With your
parting I took another step away from the dawn of my beginnings and the sun that brought me into this world. I walked
further away from the blocks that lovingly laid out my path teaching me empathy,
humility and kindness; the
foundations by which I try to live my life. Today those blocks toppled down
again, like a stack of carefully constructed playing cards blown over in the
lightest of breezes, just as we did in the days following Her anticipated yet
unexpected departure. That fateful day the wind fleetingly changed directions, whisking
Her effortlessly away like a bird taken by the current of the wind or the seeds
of a dandelion globe launched into the sky when blown. We were left on the
ground chasing the dandelion seeds floating
up into the sky, as children would grasp at balloons escaping out of arms’
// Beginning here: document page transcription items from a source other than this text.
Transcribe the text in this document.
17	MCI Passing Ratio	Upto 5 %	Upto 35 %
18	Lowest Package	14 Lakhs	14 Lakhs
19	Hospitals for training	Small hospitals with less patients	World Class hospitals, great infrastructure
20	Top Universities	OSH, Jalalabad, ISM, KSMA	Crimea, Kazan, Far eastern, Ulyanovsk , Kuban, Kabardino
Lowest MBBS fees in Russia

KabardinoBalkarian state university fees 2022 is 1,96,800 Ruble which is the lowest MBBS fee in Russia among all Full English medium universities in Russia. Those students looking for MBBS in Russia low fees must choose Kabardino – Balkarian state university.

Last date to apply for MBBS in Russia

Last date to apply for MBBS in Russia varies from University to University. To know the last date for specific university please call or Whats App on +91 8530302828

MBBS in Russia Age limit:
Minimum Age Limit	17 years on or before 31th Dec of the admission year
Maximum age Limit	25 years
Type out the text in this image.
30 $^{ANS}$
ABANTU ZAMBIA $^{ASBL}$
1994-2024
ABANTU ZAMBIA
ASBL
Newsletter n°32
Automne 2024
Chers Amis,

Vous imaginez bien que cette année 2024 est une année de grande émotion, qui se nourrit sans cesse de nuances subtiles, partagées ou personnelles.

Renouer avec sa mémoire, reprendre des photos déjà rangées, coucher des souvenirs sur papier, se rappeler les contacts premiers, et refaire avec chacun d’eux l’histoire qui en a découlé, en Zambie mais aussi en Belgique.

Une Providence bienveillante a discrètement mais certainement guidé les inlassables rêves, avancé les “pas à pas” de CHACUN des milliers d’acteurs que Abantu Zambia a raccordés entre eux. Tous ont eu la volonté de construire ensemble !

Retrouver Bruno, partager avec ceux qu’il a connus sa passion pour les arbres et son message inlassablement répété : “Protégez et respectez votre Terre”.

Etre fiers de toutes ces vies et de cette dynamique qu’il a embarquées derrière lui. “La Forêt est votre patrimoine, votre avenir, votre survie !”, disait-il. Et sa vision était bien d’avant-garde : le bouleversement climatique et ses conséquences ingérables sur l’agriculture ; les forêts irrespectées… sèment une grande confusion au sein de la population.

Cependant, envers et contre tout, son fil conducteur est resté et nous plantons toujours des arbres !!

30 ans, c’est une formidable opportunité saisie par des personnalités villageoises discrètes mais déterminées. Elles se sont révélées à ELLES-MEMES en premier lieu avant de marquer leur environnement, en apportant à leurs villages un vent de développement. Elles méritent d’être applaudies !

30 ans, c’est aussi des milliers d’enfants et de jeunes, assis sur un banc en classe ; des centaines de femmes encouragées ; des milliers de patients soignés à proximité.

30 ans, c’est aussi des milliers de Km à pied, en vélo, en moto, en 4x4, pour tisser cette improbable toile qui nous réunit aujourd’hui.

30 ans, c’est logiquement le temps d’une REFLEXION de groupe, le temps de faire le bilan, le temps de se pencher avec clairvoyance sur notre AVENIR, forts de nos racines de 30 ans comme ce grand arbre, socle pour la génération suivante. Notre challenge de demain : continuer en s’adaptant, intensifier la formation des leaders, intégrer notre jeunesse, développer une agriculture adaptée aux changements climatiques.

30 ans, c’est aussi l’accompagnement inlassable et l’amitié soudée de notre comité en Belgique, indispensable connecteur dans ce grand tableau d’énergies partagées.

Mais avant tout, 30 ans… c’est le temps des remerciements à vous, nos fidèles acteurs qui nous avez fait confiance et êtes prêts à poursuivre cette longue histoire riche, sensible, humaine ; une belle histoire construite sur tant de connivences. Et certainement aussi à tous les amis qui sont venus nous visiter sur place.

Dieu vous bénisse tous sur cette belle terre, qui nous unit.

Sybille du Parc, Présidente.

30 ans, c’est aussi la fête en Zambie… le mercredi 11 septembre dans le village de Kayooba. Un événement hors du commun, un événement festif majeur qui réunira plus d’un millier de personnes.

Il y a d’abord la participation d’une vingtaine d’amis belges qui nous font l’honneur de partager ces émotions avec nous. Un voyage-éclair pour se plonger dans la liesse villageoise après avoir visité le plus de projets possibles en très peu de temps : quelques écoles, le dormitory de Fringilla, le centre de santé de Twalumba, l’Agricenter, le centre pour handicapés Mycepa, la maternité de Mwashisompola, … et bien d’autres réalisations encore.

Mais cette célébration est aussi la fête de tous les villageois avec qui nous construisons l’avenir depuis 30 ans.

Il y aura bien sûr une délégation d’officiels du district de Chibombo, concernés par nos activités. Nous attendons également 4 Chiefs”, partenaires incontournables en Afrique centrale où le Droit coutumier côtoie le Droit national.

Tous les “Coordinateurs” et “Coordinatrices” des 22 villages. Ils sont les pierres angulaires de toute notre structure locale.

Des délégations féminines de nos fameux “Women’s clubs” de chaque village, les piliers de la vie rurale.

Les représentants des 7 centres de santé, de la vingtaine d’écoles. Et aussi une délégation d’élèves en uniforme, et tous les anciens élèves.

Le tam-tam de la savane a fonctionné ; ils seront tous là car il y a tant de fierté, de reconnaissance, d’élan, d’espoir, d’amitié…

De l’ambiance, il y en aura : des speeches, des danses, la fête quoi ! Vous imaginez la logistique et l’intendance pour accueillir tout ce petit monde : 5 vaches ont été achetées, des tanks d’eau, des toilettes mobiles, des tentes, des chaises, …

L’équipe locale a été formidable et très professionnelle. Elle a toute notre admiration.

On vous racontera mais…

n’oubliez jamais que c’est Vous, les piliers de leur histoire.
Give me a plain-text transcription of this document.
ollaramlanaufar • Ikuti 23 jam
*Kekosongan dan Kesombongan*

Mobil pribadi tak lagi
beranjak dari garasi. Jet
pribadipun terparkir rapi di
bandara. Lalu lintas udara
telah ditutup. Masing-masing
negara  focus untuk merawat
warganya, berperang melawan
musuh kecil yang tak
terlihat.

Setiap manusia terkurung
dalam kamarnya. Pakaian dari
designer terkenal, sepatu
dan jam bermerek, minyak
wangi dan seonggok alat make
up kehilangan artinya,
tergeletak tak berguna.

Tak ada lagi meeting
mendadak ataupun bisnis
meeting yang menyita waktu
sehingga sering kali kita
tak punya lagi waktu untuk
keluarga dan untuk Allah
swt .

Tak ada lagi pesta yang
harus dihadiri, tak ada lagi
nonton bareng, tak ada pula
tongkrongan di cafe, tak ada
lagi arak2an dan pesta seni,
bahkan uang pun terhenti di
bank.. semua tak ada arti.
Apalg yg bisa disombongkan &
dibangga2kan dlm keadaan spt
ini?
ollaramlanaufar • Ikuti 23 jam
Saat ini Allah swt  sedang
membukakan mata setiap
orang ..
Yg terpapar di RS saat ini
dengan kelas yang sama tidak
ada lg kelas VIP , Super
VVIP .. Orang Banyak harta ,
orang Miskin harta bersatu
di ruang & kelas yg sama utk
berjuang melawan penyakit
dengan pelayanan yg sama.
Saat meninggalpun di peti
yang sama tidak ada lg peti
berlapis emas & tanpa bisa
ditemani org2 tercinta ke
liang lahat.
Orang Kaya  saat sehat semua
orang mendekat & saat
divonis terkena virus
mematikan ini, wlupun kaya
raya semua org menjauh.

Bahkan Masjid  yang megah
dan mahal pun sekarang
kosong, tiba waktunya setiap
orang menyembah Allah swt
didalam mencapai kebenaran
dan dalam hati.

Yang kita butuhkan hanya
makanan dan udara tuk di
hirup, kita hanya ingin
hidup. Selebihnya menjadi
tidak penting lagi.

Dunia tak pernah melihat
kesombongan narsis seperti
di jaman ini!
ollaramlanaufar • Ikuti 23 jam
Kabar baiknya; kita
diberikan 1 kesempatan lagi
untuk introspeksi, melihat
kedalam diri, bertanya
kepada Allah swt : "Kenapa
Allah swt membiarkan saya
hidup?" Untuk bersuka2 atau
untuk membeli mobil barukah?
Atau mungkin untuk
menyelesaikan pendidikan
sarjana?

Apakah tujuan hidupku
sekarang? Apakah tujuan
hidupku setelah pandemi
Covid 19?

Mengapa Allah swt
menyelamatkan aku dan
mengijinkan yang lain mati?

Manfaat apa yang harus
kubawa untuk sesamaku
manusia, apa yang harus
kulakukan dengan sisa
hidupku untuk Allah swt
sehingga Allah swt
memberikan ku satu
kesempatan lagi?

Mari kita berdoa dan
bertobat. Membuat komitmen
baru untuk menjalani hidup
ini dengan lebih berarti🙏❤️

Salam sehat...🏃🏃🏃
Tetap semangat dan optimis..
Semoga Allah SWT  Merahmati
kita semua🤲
reach, never to be reunited.
It was She who
taught me about You, Maya; Your
strength, your story, your poetic wisdom. I read and reread your poems to inspire
my own in an effort to make sense of the nonsensical. No one told it better
than you and this She knew. It was Your
words that we recited at the alter that day; not the Lord’s as should be
expected. We all celebrated in this small act of defiance. Like You, we rose, heads held high, refusing
to drown in the tears and sadness that hung in the church like raindrops on a
humid day right before the storm breaks. I praised Her that day, not him. I
gave thanks for Her sacrifice, Her teachings, Her character. I gave thanks for
leading me to You. I still do.
You, Maya,
taught me the rebellious delight that comes with using words the way we please.
Gallivanting away from rules and tradition to celebrate our own individuality,
sexuality, and of course our differences. You celebrated your people. I watched
you break free from the confines of poetic rules imposed by yet another foreign
system of control. I had never seen such power rise up in a one-woman rebellion
from a peppered page of prose. You reclaimed your voice through writing, stamping
out a space to tell your story, and by doing so you permitted so many to tell
theirs. You shamed our people to read in lines -rather than between them- the
rawness of a not-too-distance past. You eloquently described the horror of
injustice and inequality that did and does occur. We squirmed under the
unrelenting light that you pointed on the truths of America’s past, recreated
in such vivid detail through your own story. What literary brilliance.
Your written
art has kept on inspiring me through my years, as it will in the years to come.
And, acknowledging this, if the wind were to bring the vision that passes
through my dreams to settle in the present, that illusion, my new dawn would be
named Maya. For Maya is the name that represents a story; a story of two phenomenal
women, a story of a civilisation of people still rising, and my story of a new beginning.